The state Department of Education on June 9 released this spring’s standardized test scores, and for the second year in a row those scores are up. In a couple of subject areas, they’re substantially up.
Two years ago, eighth-grade math scores did a nosedive; this year the passing rate was 74 percent, up 12 percentage points from the 2008 low.
Since implementation of the tougher Georgia Performance Standards in 2006 — the higher bar that caused so much trouble the first couple of years — some of the rates of improvement are too statistically significant to be dismissed as blips.

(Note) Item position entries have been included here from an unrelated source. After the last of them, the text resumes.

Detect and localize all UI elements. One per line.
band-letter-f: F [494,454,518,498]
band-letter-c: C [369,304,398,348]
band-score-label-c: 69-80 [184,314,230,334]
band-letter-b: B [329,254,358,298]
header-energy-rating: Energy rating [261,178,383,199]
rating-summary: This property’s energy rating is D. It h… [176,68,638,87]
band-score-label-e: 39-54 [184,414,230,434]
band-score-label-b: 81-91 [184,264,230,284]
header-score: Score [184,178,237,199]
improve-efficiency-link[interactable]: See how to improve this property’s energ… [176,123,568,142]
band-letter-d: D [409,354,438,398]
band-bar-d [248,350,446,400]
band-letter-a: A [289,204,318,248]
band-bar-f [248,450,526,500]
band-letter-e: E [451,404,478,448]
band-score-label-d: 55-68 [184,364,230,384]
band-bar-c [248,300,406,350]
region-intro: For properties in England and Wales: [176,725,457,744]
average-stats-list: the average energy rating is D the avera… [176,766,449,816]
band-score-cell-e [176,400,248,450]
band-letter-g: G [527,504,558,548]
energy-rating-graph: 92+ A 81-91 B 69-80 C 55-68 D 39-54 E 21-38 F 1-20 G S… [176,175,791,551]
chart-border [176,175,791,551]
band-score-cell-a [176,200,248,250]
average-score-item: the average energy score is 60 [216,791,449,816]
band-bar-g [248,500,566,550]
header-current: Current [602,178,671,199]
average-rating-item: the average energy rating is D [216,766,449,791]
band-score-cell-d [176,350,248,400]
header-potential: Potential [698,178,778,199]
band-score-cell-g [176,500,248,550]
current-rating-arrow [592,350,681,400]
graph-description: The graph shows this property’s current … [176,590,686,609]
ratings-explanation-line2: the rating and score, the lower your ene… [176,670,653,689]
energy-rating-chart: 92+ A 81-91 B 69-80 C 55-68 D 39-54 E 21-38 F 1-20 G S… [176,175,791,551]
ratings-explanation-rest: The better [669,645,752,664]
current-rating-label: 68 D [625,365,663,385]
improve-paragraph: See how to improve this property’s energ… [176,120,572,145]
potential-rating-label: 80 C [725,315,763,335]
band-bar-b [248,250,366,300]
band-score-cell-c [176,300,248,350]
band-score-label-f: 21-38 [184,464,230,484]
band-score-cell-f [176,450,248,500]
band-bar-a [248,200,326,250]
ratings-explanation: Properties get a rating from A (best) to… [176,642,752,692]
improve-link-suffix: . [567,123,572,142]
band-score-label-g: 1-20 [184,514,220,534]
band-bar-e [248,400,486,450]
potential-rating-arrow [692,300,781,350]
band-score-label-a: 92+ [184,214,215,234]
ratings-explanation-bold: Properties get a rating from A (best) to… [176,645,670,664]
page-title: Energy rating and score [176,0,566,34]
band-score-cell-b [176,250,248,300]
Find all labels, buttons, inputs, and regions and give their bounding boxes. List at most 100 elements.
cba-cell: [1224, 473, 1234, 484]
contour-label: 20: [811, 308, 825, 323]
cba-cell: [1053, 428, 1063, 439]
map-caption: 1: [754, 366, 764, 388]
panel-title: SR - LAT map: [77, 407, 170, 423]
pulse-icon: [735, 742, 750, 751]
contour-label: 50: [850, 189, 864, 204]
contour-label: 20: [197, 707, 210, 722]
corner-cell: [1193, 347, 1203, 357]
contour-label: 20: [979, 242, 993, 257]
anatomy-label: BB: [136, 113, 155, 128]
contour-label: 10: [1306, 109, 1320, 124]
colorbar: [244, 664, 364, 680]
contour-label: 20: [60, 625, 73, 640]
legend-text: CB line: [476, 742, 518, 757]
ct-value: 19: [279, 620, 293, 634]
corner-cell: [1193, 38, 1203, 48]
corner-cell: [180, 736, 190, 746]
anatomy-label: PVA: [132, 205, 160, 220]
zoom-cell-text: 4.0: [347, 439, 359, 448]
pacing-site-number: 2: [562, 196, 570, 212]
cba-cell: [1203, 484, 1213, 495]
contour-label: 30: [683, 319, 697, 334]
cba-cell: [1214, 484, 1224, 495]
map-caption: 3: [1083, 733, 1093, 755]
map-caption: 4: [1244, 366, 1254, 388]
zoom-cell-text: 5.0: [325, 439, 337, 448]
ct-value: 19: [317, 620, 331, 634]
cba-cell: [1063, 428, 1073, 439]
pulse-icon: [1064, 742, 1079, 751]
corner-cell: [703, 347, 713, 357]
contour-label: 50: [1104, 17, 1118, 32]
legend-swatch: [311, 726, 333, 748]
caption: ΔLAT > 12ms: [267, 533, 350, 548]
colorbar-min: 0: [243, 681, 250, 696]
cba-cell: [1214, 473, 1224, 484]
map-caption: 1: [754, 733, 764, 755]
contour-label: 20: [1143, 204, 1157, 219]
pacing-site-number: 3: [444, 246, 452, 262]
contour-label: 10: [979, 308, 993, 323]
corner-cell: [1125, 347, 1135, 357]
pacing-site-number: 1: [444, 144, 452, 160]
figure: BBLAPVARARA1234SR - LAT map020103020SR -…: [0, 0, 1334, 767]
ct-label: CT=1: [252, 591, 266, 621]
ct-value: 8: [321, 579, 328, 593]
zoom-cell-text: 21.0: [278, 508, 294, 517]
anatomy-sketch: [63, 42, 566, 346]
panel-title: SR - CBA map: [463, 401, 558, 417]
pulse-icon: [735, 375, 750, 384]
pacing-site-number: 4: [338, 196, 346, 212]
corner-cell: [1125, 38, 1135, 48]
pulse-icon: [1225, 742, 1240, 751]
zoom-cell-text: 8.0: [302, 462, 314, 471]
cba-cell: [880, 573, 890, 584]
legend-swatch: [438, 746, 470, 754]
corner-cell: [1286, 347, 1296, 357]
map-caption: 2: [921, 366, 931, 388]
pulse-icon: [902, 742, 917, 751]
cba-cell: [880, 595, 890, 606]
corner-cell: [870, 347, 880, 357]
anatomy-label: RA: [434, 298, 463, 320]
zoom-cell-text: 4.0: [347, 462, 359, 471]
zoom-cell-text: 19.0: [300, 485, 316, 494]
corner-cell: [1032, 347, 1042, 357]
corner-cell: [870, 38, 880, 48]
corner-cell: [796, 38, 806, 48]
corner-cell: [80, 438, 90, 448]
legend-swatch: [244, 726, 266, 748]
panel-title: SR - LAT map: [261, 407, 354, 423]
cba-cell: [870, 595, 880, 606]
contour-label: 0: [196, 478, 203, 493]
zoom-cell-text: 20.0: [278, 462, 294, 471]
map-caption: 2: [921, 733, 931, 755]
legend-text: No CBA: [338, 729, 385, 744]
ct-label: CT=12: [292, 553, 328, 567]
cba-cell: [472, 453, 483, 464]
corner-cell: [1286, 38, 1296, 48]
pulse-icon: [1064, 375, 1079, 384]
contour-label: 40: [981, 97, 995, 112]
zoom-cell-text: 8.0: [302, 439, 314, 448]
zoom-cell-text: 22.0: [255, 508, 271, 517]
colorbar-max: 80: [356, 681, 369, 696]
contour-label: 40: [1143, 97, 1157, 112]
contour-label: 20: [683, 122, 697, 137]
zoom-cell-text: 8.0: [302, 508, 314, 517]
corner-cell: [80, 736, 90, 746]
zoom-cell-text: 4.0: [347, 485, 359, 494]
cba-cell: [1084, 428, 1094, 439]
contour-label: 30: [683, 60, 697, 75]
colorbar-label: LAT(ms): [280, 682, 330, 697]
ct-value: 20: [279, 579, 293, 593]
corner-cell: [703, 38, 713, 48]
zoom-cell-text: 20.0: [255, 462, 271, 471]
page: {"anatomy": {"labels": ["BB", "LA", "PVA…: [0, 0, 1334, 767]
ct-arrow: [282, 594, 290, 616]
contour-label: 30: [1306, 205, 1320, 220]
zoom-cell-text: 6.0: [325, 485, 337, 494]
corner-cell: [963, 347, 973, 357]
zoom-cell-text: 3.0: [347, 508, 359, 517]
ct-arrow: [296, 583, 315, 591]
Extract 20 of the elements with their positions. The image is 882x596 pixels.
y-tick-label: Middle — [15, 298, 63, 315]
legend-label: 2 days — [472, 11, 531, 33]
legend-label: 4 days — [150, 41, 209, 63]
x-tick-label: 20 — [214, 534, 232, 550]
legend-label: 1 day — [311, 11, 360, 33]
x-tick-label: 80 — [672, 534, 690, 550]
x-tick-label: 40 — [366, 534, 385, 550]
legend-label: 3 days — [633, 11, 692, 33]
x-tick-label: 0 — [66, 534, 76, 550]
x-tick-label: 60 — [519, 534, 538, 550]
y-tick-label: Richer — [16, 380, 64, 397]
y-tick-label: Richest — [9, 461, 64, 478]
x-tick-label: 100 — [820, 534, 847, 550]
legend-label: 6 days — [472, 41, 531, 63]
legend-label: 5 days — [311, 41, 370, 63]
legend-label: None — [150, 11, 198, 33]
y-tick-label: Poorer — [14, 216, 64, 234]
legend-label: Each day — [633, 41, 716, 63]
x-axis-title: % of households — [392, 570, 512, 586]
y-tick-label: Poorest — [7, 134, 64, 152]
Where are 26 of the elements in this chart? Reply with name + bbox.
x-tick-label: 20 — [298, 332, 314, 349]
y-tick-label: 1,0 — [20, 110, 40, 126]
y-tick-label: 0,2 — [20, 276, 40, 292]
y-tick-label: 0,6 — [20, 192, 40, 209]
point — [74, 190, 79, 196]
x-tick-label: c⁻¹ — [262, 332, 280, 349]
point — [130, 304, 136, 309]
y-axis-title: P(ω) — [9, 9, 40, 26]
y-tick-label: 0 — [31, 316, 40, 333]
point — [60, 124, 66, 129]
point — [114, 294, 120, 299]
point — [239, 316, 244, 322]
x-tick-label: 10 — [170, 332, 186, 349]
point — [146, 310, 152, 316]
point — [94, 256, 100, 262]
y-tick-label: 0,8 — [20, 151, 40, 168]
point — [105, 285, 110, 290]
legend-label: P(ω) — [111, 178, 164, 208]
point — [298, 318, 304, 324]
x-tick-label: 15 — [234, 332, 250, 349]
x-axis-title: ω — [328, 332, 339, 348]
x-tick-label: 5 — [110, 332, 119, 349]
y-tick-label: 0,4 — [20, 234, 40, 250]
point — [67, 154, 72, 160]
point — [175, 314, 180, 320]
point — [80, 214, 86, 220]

For instance, 80 percent of Georgia seventh-graders passed the science Criterion-Referenced Competency Tests, up 4 percentage points since last year and 17 points since 2008. Ninety percent of fifth-graders passed the reading tests, up nine points since the GPS. The pass rate for eighth-grade social studies — the subject whose hopelessly flawed curriculum-testing disconnect forced the department to scrap the test altogether in 2008 — was 70 percent. That’s not good enough, but it’s still up 11 percentage points over two years.
Maybe even more encouraging than the overall rise in test scores is one of the principal reasons for that improvement: The achievement gap between white and minority students has closed substantially. The percentage of black students passing third-grade math has risen to 80 percent, up an impressive 14 percentage points over the last two years, and the percentage of Hispanic students passing English language arts is up 16 percentage points over the last five years.
There are, as always, some red flags. One is a slight drop in English and math scores (despite overall high passing rates) among first- and second-graders, always a concern at that early stage in education where a child can fall behind and never catch up. ...
Georgia still has a long way to go in education achievement, as Superintendent Kathy Cox acknowledged. The state’s ranking is still far too low on the national roster. But significant progress is always welcome.